Авось княгиня у Троицы-Сергия, у архиерея своего. Хорошо бы… При ней в Москве не жизнь. Хоть золото набей в сарай — не угодишь ее светлости.
Давеча привязалась — молоко не годится, полынью отдает. Плевалась, чашку шмякнула об стену. Откуда полынь? То трава степная. Коровы едят сено подмосковное, сладкое.
Федор ухватил пучок травинок, приблизил к лицу. Где она — полынь? По листку ползла козявка, выросла, превратилась в чудище. С хоботом. Подобно слону. Глаза слипались.
Ведал бы азовец, какая участь готовится ему в куракинском доме, — не задремал бы. Может, не стал бы ждать конца пути, толчка о пристань. Приказал бы остановить, сошел бы на берег, скрылся бы в лесу, под ласковым, зеленым кровом.

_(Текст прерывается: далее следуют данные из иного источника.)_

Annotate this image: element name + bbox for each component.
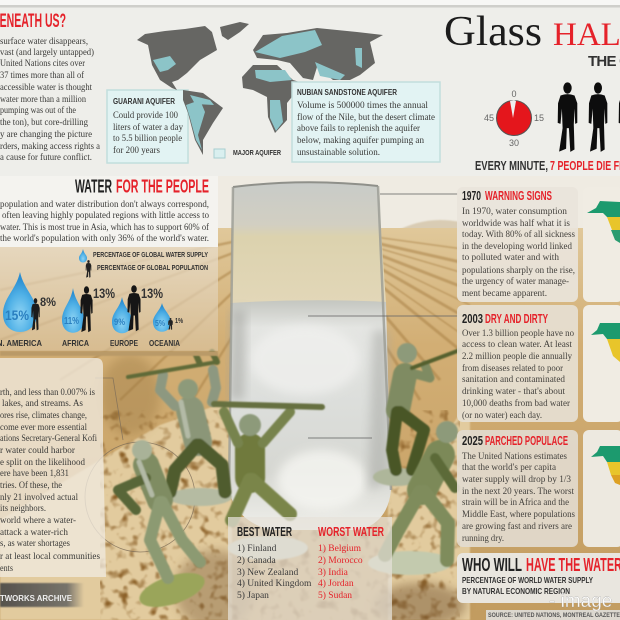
panel: best and worst water: WORST WATER — [318, 524, 384, 539]
panel: water for the people — [0, 176, 218, 356]
text: Nubian Sandstone aquifer: below, making aquifer pumping an — [297, 135, 424, 146]
text: Guarani aquifer: to 5.5 billion people — [113, 133, 182, 144]
panel: best and worst water: 5) Japan — [237, 590, 269, 601]
text: Nubian Sandstone aquifer: unsustainable solution. — [297, 147, 380, 158]
text: Nubian Sandstone aquifer: Volume is 500000 times the annual — [297, 100, 428, 111]
callout box: Guarani — [107, 90, 188, 163]
callout box: Nubian Sandstone — [292, 82, 440, 162]
title: Glass — [444, 9, 542, 55]
panel: left conflict text: ores rise, climates change, — [0, 410, 87, 421]
panel: 2025 parched populace: in the next 20 years. The worst — [462, 486, 574, 497]
text block: beneath us — [0, 36, 101, 163]
panel: 2003 dry and dirty: drinking water - that's about — [462, 386, 565, 397]
panel: best and worst water: 2) Canada — [237, 555, 277, 566]
panel: left conflict text: tries. Of these, the — [0, 480, 62, 491]
text: Nubian Sandstone aquifer: NUBIAN SANDSTONE AQUIFER — [297, 88, 397, 97]
panel: left conflict text: ents — [0, 563, 13, 574]
panel: 2025 parched populace: Middle East, where populations — [462, 509, 575, 520]
text block: beneath us: surface water disappears, — [0, 36, 88, 47]
panel: 2003 dry and dirty: 2003 — [462, 311, 483, 326]
panel: left conflict text: e split on the likelihood — [0, 457, 85, 468]
soldier: foreground right — [368, 421, 458, 575]
caption: every minute — [475, 158, 620, 173]
drop chart: Africa: 13% — [93, 285, 115, 301]
chart legend: PERCENTAGE OF GLOBAL POPULATION — [97, 263, 208, 272]
drop chart: Europe: EUROPE — [110, 338, 138, 348]
map panel: 2003 — [583, 305, 620, 422]
desert photo background — [0, 176, 620, 620]
paragraph — [0, 199, 210, 244]
drop chart: North America: 8% — [40, 295, 56, 309]
panel: 1970 warning signs: WARNING SIGNS — [485, 188, 552, 203]
major aquifer areas — [153, 30, 362, 150]
panel: left conflict text: rth, and less than 0.007% is — [0, 387, 95, 398]
panel: best and worst water: 4) Jordan — [318, 578, 354, 589]
world map land — [137, 22, 383, 155]
drop chart: Africa — [62, 285, 115, 348]
paragraph: population and water distribution don't always correspond, — [0, 199, 209, 210]
panel: water for the people: FOR THE PEOPLE — [116, 176, 209, 196]
text: Guarani aquifer: Could provide 100 — [113, 110, 178, 121]
drop chart: Africa: AFRICA — [62, 338, 89, 348]
panel: 1970 warning signs: populations sharply on the rise, — [462, 265, 575, 276]
drop chart: Oceania: 1% — [175, 318, 184, 325]
panel: 2025 parched populace: 2025 — [462, 433, 483, 448]
text block: beneath us: the ton), but core-drilling — [0, 117, 88, 128]
caption: every minute: EVERY MINUTE, — [475, 158, 548, 173]
panel: 2025 parched populace: PARCHED POPULACE — [485, 433, 568, 448]
panel: 1970 warning signs — [457, 187, 578, 302]
panel: 2025 parched populace: are growing fast and rivers are — [462, 521, 572, 532]
panel: left conflict text: come ever more essential — [0, 422, 87, 433]
watermark: - image — [549, 591, 612, 612]
drop chart: Oceania: 5% — [155, 319, 165, 328]
panel: best and worst water: 3) India — [318, 567, 349, 578]
text block: beneath us: water more than a million — [0, 94, 86, 105]
panel: 2025 parched populace: that the world's per capita — [462, 462, 557, 473]
drop chart: Oceania: OCEANIA — [149, 338, 180, 348]
clock chart — [484, 89, 544, 148]
panel: left conflict text: nly 21 involved actual — [0, 492, 78, 503]
credit bar — [0, 583, 84, 607]
panel: 1970 warning signs: the urgency of water manage- — [462, 276, 569, 287]
panel: 2003 dry and dirty: DRY AND DIRTY — [485, 311, 548, 326]
panel: 2003 dry and dirty: (or no water) each day. — [462, 410, 542, 421]
chart legend — [79, 249, 208, 278]
clock chart: 30 — [509, 138, 519, 148]
panel: left conflict text: lakes, and streams. As — [2, 398, 83, 409]
panel: 1970 warning signs: in the developing world linked — [462, 241, 572, 252]
clock chart: 0 — [511, 89, 517, 99]
panel: best and worst water: 5) Sudan — [318, 590, 352, 601]
text: Nubian Sandstone aquifer: above fails to replenish the aquifer — [297, 123, 421, 134]
panel: 2025 parched populace: The United Nations estimates — [462, 451, 567, 462]
chart legend: PERCENTAGE OF GLOBAL WATER SUPPLY — [93, 250, 208, 259]
panel: left conflict text: world where a water- — [0, 515, 76, 526]
drop chart: Oceania — [149, 303, 184, 348]
panel: left conflict text: ations Secretary-General Kofi — [0, 433, 97, 444]
glass of water — [229, 182, 391, 530]
panel: 2003 dry and dirty — [457, 305, 578, 422]
text: Nubian Sandstone aquifer — [297, 88, 435, 158]
panel: 1970 warning signs: today. With 80% of all sickness — [462, 229, 575, 240]
drop chart: North America: 15% — [5, 307, 29, 323]
panel: 1970 warning signs: ment became apparent. — [462, 288, 547, 299]
panel: 2025 parched populace — [457, 430, 578, 547]
text block: beneath us: a cause for future conflict. — [0, 152, 92, 163]
text block: beneath us: rders, making access rights a — [0, 141, 101, 152]
panel: 1970 warning signs: 1970 — [462, 188, 481, 203]
panel: left conflict text — [0, 358, 106, 577]
panel: who will have the water — [457, 553, 620, 603]
drop chart: Europe: 13% — [141, 285, 163, 301]
panel: best and worst water: 2) Morocco — [318, 555, 363, 566]
panel: 2003 dry and dirty: from diseases related to poor — [462, 363, 564, 374]
panel: 2025 parched populace: water supply will drop by 1/3 — [462, 474, 571, 485]
text block: beneath us: vast (and largely untapped) — [0, 47, 94, 58]
panel: best and worst water: 1) Finland — [237, 543, 277, 554]
panel: best and worst water: BEST WATER — [237, 524, 292, 539]
connector lines — [308, 194, 458, 438]
panel: 2025 parched populace: running dry. — [462, 533, 504, 544]
panel: left conflict text: r water could harbor — [0, 445, 76, 456]
panel: left conflict text: s, as water shortages — [0, 538, 70, 549]
heading: WATER — [75, 176, 112, 196]
panel: best and worst water — [228, 517, 392, 620]
panel: left conflict text: attack a water-rich — [0, 527, 68, 538]
panel: 2003 dry and dirty: access to clean water. At least — [462, 339, 572, 350]
soldier: back left with raised rifle — [128, 352, 232, 506]
panel: who will have the water: WHO WILL — [462, 555, 522, 575]
text: Nubian Sandstone aquifer: flow of the Nile, but the desert climate — [297, 112, 435, 123]
legend: major aquifer — [214, 149, 281, 158]
panel: left conflict text: its neighbors. — [0, 503, 46, 514]
map panel: 1970 — [583, 187, 620, 302]
panel: 1970 warning signs: worldwide was half what it is — [462, 218, 570, 229]
panel: best and worst water: 1) Belgium — [318, 543, 362, 554]
legend: major aquifer: MAJOR AQUIFER — [233, 150, 281, 157]
panel: 2025 parched populace: strain will be in Africa and the — [462, 497, 569, 508]
paragraph: water. This is most true in Asia, which has to support 60% of — [0, 222, 210, 233]
water body — [229, 300, 391, 530]
panel: left conflict text: ere have been 1,831 — [0, 468, 69, 479]
clock chart: 45 — [484, 113, 494, 123]
text: Guarani aquifer: for 200 years — [113, 145, 160, 156]
cracked ground — [0, 355, 470, 620]
thin circle callout — [85, 378, 195, 552]
map panel background: world — [107, 22, 383, 163]
panel: 2003 dry and dirty: Over 1.3 billion people have no — [462, 328, 574, 339]
text block: beneath us: accessible water is thought — [0, 82, 92, 93]
panel: best and worst water: 3) New Zealand — [237, 567, 298, 578]
soldier: right kneeling with rifle — [373, 343, 460, 486]
text block: beneath us: United Nations cites over — [0, 58, 86, 69]
text block: beneath us: 37 times more than all of — [0, 70, 85, 81]
text: Guarani aquifer — [113, 97, 183, 156]
source line — [486, 610, 620, 620]
clock chart: 15 — [534, 113, 544, 123]
title — [444, 9, 620, 70]
text: Guarani aquifer: liters of water a day — [113, 122, 183, 133]
panel: best and worst water: 4) United Kingdom — [237, 578, 312, 589]
top background band — [0, 0, 620, 176]
panel: 1970 warning signs: In 1970, water consumption — [462, 206, 567, 217]
text block: beneath us: y are changing the picture — [0, 129, 92, 140]
drop chart: North America — [0, 272, 56, 348]
credit bar: TWORKS ARCHIVE — [0, 594, 73, 603]
panel: who will have the water: BY NATURAL ECONOMIC REGION — [462, 586, 570, 596]
soldier: foreground left — [118, 440, 209, 614]
soldier: centre with bazooka — [214, 404, 322, 560]
people silhouettes — [558, 82, 620, 152]
drop chart: Europe — [110, 285, 163, 348]
panel: 2003 dry and dirty: 2.2 million people die annually — [462, 351, 572, 362]
panel: 2003 dry and dirty: sanitation and contaminated — [462, 374, 565, 385]
paragraph: the world's population with only 36% of the world's water. — [0, 233, 209, 244]
text block: beneath us: pumping was out of the — [0, 105, 76, 116]
panel: left conflict text: r at least local communities — [0, 551, 100, 562]
text: Guarani aquifer: GUARANI AQUIFER — [113, 97, 175, 106]
paragraph: often leaving highly populated regions with little access to — [2, 210, 209, 221]
panel: 2003 dry and dirty: 10,000 deaths from bad water — [462, 398, 571, 409]
map panel: 2025 — [583, 430, 620, 547]
glass upper empty section — [231, 182, 386, 303]
drop chart: Europe: 9% — [114, 317, 125, 327]
drop chart: Africa: 11% — [64, 316, 79, 327]
panel: 1970 warning signs: to polluted water and with — [462, 252, 559, 263]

Река извилиста, то притянет к Москве, то отступит. А в город войдя, задержались — вереница судов впереди, с сеном, с ягодами, с тесом и с живым грузом, мычащим, блеющим. С одного струга собачий лай — свора целая томится в тесной загородке, жалуется.
Вдруг нечаянность — дома князь-боярин… Идучи к воротам, Федор всматривался, нет ли в чем перемены. Какого искал признака — сам не знал. Да нет, пустое — хозяин в Голландии, скоро прибыть не обещает.
А княгиня у себя. Без слов ясно — по виду дворового, открывшего ворота.
При ней все ходят виноватые. Во всем виноватые, без вины. И Федора тотчас охватила всеобщая сия виновность. Однако он был, против обычного, принят благосклонно. Княгиня кивала, слушая отчет, и ни разу не прервала.
Положим, косовица удачная, дожди поутихли, трава высокая. Все же дивно… Оторвавшись от записей, Федор увидел руки княгини, лежавшие на наборной поверхности стола.
Набор искусный, сделан в Немецкой слободе. Из всего нового, внесенного в палаты князем-боярином, княгиня одобрила лишь эту мебель и поставила в угловой светлице, назвав ее своим кабинетом. На столе кудрявились деревья, и распускались на них разные цветы — красные, зеленые, синие, и по мураве бродили олени.
Руки княгини — белые, длинные, тощие — двигались по благолепному художеству неспокойно, ногти царапали, словно силились нащупать щель, вырвать лепесток или белое копытце оленя.
Злые были руки и запомнились Федору, хотя отпустила его княгиня без попрека.
— Ступай! — сказала. — Жена скучает, поди.
Управляющий с супругою бездетны. Она его винит — наше, мол, поповское семя плодовитое. Ты порочный, тебя галанцы обкурили, опоили. Оттого с женой несогласие. Попрекает она и тем, что не радеет о прибытке, как другие управители в именьях, — те вон кубышки набивают ефимками, торговлю в Москве заводят, через доверенных людей. Попова дочь завидущая.
— Не за вора ты вышла, — отбивается Федор. — За честного воина.
— Навоевал много. Целковый на цепке — вся цена тебе, стратигу.
— Этого ты не касайся, — взрывается Федор. — Не трожь поганым своим языком.
Из всех передряг вынес он заветный целковый, царскую награду за азовское сидение.